Plenary 2 of the World Cooperative Congress focused on strengthening the cooperative identity and making it a competitive advantage in the global market.
The plenary opened with a speech by Idoia Mendia, Deputy Lehendakari [Governor], Basque Autonomous Region, who highlighted the close relationship between cooperatives and the Basque government.
“Our identity connects profoundly with the cooperative identity,” she said.
The first Basque Country cooperative was created in 1920. Later in the 1950s the Mondragon Corporation was formed, which grew little by little. Today Mondragon boasts 289 enterprises, including 96 separate, self-governing cooperatives. There are 3,095 co-ops in the Basque Country, 2,059 of them are associated work co-ops (worker co-ops).
“In the Basque Country we have always promoted cooperatives,” she said, adding that cooperatives were “not just a community of values but of real economic alternatives” – and a natural ally for policies that create economic value and are cohesive, both in the Basque country and worldwide.
She said the Basque government sees cooperatives as an important actor in building a better future post pandemic.
Iñigo Albizuri Landazabal, Director of Public Affairs at MONDRAGON Corporation and President of CICOPA, highlighted the support MONDRAGON received from the Basque government and the Spanish government, adding that cooperatives also enjoyed a supportive legislative environment.
He suggested ways to make the cooperative identity a competitive advantage by communicating what cooperatives do, educating members and the public at large and supporting the development of new cooperatives and investing in research.
“In the Basque Country we have more than 40 researchers on the topic of cooperatives, we have so many thinkers examining the cooperative model. It’s important to have a tool so that the voice and statistics on cooperatives are heard all around the world.
Quoting José María Arizmendiarrieta, the founder of Mondragon, he argued that “the ideas are worth nothing if you cannot put them in practice”.
“This congress is a good starting point to put them in practice,” he said.
Minister Mendia and Mr Landazabal were also involved in a panel discussion on the cooperative identity as a competitive advantage, where they were joined by Seungkwon Jang (Professor Division of Business Administration, Sungkonghoe University, Republic of Korea), Tarun Bhargava (Chair of the ICETT, IFFCO, India) and Sylandi Brown (Marketing & Communications Specialist, Middle Georgia EMC, United States).
Prof Jang mentioned two challenges that cooperatives faced: digital transformation and climate change.
For Sylandi Brown, some of the main challenges are rural depopulation, infrastructure connectivity, fighting for talent and inclusion.

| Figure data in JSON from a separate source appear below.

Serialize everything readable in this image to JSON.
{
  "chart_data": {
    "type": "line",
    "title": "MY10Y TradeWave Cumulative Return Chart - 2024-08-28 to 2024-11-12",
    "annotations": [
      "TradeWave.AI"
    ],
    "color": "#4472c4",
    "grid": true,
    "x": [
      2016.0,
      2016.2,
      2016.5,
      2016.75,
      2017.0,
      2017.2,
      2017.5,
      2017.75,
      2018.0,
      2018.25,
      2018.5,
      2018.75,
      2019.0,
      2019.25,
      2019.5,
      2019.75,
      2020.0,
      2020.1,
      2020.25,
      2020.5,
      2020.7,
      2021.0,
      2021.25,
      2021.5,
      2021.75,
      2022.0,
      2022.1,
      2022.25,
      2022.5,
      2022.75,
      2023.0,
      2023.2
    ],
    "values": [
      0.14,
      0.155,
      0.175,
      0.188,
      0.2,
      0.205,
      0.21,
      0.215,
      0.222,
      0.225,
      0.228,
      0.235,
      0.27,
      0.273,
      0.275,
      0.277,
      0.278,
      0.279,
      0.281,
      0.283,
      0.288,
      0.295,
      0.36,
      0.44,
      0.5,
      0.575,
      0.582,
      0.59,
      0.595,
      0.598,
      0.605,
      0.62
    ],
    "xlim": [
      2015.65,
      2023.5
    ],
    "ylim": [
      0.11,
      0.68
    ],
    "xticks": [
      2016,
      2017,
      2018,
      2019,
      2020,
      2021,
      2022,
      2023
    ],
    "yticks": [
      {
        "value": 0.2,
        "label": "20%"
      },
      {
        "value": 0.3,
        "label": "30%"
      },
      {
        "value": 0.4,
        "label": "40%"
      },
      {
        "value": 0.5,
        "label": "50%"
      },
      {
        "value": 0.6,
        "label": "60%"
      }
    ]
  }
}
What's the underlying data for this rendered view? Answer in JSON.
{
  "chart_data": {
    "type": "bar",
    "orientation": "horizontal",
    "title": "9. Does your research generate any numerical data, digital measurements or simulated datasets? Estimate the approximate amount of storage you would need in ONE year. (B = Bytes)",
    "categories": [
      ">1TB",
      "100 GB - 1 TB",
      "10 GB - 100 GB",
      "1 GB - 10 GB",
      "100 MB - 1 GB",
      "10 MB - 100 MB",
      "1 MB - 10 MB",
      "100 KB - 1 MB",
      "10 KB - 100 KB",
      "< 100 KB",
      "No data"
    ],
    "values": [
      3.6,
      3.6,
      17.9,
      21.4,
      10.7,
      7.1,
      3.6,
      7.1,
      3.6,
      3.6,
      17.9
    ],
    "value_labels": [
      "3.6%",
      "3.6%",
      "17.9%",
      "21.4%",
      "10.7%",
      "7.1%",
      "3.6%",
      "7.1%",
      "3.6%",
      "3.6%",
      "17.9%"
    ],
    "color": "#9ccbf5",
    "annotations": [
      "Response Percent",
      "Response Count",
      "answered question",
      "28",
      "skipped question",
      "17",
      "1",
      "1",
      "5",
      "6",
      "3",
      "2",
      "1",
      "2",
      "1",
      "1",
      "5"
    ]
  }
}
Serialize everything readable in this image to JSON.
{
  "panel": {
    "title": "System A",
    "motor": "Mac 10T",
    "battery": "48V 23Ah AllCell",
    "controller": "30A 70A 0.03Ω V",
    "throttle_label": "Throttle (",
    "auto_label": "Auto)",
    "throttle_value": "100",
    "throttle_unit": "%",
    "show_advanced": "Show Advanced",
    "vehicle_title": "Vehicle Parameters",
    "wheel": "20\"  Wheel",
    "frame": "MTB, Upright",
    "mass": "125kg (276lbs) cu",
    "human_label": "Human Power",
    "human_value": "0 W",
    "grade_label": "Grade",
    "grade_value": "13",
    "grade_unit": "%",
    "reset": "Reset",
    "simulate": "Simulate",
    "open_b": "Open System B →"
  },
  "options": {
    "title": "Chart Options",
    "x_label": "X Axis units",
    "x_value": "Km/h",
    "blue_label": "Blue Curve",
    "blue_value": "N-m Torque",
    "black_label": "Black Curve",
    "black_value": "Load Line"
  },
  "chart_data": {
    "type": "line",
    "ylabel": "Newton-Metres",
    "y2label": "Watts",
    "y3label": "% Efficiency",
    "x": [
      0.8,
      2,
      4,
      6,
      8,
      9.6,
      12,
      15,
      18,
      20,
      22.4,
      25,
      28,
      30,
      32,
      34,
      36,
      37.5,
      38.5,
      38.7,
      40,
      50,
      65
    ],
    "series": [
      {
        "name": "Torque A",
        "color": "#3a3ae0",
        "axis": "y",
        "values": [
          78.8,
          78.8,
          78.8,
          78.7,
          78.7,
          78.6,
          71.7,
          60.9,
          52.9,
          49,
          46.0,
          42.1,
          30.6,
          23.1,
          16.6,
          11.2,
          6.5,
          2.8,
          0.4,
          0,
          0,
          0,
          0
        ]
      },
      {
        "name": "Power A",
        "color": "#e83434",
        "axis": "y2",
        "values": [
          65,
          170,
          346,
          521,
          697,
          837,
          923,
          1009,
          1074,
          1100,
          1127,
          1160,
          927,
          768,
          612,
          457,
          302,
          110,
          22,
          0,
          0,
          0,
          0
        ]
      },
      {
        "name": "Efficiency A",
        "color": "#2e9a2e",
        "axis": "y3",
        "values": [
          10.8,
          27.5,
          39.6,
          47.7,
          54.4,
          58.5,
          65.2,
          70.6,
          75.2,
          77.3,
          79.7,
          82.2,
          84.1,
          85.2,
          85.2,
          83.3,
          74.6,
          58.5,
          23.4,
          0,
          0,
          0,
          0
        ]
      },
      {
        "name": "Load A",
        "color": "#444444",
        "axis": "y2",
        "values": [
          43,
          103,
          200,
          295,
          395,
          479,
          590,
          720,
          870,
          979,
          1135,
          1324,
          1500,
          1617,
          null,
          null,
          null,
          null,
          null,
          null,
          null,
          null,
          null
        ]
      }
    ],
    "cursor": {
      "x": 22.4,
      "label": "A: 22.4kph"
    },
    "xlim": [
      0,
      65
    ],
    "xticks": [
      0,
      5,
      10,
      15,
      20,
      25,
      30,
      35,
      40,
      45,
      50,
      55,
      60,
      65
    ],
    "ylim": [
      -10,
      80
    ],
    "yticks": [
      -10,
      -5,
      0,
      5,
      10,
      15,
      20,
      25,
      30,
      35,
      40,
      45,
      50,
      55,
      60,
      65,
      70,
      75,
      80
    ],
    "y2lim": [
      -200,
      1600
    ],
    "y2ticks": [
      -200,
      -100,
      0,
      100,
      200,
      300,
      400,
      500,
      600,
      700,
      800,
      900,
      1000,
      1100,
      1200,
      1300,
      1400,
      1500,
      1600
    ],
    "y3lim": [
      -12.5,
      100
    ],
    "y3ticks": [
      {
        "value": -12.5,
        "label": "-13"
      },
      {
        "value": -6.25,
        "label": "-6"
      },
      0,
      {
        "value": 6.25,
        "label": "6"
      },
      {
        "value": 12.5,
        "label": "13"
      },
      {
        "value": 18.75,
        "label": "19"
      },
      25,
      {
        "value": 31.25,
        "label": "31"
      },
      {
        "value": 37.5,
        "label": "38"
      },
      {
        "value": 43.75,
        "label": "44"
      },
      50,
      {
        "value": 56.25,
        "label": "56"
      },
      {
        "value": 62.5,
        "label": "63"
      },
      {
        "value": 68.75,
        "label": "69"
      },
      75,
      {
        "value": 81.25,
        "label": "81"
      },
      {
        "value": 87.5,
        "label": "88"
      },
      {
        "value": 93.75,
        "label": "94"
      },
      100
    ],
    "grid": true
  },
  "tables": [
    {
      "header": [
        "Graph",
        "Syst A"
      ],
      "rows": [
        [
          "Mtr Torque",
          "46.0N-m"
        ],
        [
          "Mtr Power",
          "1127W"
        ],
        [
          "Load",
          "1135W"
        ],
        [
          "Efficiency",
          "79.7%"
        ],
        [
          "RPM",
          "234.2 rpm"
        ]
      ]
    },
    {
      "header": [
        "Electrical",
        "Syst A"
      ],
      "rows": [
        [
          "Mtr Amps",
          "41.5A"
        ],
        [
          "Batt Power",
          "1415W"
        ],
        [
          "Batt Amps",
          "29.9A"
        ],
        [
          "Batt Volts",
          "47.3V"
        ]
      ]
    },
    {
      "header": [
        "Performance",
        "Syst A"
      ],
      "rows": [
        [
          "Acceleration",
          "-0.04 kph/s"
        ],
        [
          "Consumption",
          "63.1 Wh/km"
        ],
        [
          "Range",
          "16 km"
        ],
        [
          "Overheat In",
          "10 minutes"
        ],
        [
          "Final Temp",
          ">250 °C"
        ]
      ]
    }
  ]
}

At IFFCO, the pandemic posed several challenges to which the cooperative responded by using digital tools and increasing farmers’ income, especially by developing nano urea, a cost effective, environmentally friendly product.
Mr Landazabal added: “The cooperative way of doing business is going to be a better choice not only for workers but also consumers”.
Minister Mendia emphasised the resilience of cooperative enterprises, which, she said, have a better capacity to adapt because their structure enables them to maintain jobs and shift workers from one cooperative to another during times of crisis.
“In this crisis they showed a huge capacity of transformation”, she said, adding that some had switched to producing PPE. “The values are key to their response,” she said.
Ms Brown said cooperatives were there to meet the needs of members. At her cooperative this was done by providing broadband services, something members had asked for.
“We now have a fresh perspective of how we can incorporate the cooperative identity within this new service,” she said.
Prof Jang highlighted that cooperative values and principles actually led to members’ participation in economic activities.
“You need loyal customers, members and employees who really believe in the values of the organisation.”
He explained that a recent study conducted with his students found that what members valued the most showed what consumers cooperatives did best.
Mr Landazabal also emphasised that new times needed new solutions but “it is really important that we maintain the same values.”
“We need to cooperate with our governments. We cannot go it alone,” he added.
Prof Jang argued that the cooperative identity needed to preserve its core elements whilst also innovating and changing.
Panellists also agreed that there was a direct link between the cooperative identity and innovation.
“As cooperatives, we have the heart of a non-profit but the mind of investor-owned companies. As young people also from the customer side, we are not only looking to support businesses that are giving us the products and services we need,” said Ms Brown.
“The congress is a great opportunity for us to gather different types of cooperatives in order to share experiences. The cooperative model is useful, is valuable and we need to adapt it to our times. But it is also an efficient model, it has people at the heart and it can adapt to challenges,” concluded Mr Landazabal.